Recent research show increasing physical activity by 6-minutes per day can improve mobility and prevent future disability. Despite the positive impacts on health, many older Canadians do not perform sufficient physical activity. Health coaching, a person-centered process to change behaviors with goal-setting, action planning, and feedback, is effective at improving physical activity participation in older adults. However, none of the previous health coaching studies included older adults with limited mobility.

Research: This study aims to address this knowledge gap to evaluate if health coaching can improve mobility and increase physical activity in older adults with limited mobility. We will conduct a 6-month study comparing health coaching to health education on improving mobility in older adults aged with limited mobility.

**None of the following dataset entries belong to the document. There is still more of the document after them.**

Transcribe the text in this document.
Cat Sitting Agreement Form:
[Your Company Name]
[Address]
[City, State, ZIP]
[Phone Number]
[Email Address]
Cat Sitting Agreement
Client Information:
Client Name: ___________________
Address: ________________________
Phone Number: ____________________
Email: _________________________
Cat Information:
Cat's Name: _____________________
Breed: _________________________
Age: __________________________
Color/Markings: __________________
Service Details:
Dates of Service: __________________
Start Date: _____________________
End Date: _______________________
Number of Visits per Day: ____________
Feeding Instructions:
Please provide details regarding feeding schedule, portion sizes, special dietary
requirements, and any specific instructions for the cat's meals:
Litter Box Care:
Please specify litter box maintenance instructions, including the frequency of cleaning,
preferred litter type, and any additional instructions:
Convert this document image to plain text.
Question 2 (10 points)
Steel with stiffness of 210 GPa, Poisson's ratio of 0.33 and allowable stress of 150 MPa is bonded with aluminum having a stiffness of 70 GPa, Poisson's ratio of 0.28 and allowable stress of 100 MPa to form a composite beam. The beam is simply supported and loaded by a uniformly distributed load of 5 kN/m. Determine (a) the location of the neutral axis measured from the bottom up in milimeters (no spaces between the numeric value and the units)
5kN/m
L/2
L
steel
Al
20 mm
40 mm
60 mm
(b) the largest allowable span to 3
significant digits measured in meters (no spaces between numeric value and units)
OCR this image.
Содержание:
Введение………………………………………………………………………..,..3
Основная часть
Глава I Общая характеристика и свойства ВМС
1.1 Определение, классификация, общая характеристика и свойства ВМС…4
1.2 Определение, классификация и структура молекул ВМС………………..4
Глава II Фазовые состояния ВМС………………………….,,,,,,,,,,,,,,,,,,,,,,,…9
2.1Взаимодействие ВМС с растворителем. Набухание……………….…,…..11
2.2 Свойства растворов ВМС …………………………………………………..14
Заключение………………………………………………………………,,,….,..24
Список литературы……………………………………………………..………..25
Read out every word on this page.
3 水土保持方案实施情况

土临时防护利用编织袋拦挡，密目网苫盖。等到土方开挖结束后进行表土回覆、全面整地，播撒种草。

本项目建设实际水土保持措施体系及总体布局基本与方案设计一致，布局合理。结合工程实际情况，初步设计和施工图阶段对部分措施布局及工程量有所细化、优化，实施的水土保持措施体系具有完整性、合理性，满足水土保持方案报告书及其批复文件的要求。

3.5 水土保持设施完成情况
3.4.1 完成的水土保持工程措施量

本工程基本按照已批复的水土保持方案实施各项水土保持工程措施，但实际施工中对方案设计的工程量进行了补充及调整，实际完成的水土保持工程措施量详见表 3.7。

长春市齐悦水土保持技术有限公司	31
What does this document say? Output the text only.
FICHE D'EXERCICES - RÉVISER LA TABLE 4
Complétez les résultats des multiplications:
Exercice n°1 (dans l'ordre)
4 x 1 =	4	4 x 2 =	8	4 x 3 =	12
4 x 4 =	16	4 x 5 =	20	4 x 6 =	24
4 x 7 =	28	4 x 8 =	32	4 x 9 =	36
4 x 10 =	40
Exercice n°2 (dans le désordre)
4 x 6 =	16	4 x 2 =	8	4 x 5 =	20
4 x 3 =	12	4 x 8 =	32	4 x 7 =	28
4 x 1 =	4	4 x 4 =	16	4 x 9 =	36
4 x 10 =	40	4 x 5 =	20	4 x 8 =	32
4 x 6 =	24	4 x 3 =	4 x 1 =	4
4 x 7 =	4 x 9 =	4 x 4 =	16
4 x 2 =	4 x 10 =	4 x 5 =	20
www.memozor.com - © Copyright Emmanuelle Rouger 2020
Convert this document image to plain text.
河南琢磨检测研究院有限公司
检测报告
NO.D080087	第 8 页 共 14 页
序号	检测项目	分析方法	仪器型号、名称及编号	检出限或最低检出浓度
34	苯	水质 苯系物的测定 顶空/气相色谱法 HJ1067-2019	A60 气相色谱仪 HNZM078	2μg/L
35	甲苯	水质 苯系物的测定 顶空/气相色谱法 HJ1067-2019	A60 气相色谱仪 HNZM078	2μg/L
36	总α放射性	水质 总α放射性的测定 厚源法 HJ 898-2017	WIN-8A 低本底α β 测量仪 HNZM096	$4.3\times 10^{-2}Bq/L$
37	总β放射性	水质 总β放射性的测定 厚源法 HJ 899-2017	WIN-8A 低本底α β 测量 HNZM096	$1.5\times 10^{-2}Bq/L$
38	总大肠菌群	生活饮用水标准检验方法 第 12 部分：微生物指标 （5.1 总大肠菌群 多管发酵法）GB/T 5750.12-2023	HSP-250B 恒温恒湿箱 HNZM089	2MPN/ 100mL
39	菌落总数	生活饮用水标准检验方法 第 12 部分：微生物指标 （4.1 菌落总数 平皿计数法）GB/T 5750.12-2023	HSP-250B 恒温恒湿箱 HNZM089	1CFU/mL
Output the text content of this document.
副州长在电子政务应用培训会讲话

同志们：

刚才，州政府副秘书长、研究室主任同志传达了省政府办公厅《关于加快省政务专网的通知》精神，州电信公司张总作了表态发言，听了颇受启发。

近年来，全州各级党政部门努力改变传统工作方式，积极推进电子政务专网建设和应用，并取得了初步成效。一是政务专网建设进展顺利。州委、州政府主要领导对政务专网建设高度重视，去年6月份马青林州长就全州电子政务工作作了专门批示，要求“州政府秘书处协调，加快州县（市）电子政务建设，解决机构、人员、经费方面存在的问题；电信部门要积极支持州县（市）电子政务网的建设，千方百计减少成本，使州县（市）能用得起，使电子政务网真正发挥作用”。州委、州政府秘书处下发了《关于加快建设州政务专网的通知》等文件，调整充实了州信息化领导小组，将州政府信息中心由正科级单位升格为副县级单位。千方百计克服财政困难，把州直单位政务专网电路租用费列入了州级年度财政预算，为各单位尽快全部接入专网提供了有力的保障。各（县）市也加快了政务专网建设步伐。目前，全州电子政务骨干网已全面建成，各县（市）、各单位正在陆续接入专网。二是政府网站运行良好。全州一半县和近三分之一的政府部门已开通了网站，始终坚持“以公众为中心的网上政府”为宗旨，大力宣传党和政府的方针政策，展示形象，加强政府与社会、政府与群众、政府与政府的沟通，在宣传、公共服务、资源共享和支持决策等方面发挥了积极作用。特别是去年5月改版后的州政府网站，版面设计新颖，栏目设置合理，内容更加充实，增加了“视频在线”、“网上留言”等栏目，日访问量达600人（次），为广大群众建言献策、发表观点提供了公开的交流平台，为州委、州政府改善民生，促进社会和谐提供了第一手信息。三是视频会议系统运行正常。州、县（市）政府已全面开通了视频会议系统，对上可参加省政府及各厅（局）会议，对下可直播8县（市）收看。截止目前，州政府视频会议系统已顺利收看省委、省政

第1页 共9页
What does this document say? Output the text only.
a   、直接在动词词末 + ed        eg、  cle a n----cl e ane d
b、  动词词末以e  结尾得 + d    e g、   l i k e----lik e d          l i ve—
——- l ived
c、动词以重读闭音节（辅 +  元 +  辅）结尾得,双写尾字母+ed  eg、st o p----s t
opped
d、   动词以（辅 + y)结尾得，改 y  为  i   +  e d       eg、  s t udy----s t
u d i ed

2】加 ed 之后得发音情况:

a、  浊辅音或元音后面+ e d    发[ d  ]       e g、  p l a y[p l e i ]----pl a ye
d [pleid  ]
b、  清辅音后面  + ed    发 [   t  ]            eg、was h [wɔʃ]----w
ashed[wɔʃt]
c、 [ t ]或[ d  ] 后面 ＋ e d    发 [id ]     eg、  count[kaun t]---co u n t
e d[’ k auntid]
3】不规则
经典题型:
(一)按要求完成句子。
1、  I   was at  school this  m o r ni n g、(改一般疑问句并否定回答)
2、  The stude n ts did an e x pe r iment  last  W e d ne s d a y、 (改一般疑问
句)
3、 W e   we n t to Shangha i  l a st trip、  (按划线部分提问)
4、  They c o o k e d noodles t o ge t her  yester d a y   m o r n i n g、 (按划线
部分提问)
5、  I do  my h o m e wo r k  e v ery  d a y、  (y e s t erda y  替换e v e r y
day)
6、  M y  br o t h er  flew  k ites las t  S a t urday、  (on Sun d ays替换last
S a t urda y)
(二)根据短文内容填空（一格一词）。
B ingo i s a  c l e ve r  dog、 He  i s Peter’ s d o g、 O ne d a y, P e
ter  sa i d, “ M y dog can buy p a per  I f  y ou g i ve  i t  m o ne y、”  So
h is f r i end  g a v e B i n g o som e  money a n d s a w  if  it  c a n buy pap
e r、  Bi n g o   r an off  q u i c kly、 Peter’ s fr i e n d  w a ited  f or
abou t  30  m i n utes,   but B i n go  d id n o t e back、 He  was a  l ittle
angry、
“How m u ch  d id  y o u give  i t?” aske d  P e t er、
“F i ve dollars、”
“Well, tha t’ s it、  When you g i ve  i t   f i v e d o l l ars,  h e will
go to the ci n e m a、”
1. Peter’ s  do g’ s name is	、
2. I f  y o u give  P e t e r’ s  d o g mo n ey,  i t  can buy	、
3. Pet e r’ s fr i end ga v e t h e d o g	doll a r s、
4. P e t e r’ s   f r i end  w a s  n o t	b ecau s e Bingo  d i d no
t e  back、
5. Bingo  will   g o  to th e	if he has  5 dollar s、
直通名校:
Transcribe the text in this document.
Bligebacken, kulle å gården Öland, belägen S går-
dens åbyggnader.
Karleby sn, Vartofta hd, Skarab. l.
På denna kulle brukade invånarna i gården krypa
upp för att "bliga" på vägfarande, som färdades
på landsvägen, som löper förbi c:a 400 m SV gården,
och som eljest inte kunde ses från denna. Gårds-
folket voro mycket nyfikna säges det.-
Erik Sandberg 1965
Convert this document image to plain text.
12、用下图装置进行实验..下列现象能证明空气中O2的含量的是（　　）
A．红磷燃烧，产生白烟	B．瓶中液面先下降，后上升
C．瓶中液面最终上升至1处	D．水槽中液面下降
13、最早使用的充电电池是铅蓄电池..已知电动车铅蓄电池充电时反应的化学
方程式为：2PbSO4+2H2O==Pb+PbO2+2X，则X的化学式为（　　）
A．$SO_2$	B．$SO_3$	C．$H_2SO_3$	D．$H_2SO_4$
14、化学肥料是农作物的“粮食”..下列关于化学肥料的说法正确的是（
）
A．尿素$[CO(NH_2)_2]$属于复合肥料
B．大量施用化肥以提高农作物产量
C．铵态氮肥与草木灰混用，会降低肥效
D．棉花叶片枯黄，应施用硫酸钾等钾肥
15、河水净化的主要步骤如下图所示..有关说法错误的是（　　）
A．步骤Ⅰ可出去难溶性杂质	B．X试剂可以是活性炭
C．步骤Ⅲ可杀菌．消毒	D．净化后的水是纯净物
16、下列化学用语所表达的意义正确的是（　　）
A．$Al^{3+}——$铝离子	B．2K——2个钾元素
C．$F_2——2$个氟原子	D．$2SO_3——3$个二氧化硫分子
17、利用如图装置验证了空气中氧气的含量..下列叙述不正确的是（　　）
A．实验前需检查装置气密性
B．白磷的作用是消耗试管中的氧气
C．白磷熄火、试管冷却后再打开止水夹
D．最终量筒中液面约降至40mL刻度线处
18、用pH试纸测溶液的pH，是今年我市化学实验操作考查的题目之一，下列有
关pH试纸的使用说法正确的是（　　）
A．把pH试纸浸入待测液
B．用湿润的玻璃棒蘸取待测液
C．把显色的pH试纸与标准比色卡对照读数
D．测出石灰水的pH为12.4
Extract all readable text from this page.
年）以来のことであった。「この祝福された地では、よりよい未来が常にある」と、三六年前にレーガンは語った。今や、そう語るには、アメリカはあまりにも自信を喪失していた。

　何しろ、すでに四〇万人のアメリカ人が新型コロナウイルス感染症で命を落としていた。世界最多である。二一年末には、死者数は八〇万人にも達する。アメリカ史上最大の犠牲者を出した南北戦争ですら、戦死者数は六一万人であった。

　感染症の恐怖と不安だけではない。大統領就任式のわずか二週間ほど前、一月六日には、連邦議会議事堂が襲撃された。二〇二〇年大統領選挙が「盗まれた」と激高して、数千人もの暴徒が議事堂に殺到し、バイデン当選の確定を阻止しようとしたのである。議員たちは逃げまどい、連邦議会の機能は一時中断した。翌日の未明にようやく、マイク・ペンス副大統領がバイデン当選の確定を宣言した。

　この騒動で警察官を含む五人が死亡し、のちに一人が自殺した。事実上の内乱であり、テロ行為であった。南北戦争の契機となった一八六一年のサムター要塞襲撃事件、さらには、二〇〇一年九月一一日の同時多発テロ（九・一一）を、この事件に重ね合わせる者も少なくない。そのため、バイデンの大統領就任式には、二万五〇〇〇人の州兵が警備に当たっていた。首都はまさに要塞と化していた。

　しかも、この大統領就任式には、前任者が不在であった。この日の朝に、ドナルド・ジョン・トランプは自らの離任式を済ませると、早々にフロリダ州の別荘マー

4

Potential Impact: Increasing physical activity through the use of health coaching has the potential to improve mobility and decrease the negative health impacts of limited mobility in older adults.

 

Santanu Sasidharan
Postdoctoral Fellow

Project title: Development of mutation-robust vaccines and antibodies, and their implications for the evolution of SARS-CoV-2
Supervisor: Dr. Steven Plotkin
Research location: Djavad Mowafaghian Centre for Brain Health, Michael Smith Laboratories

COVID-19 has caused over 774 million cases and 7.02 million deaths worldwide as of February, 2024. The causative RNA virus, SARS-CoV-2, has the ability to rapidly mutate genetically, and these mutations allow it to swiftly infect with increased efficacy and/or severity. These mutations are of concern because they allow SARS-CoV-2 to evade not only antibodies formed by natural infection or vaccines, but also recombinant antibody therapeutics. With new variants emerging roughly every other month, it will not be long before the current repertoire of antibodies and vaccines against SARS-CoV-2 becomes obsolete. Although it is difficult to predict the mutations in the next variant, it is possible with current technologies to examine potential mutations and the activity of such mutated variants. In this proposal, we will test the robustness of mutation-tolerant de novo vaccines and antibodies against SARS-CoV-2. We also seek to understand how SARS-CoV-2 evolves over time and to decipher the mechanism of antigenic escape from diverse antibodies. This platform can guide us in the design of better therapeutics to combat current and future variants of SARS-CoV-2, and other viruses.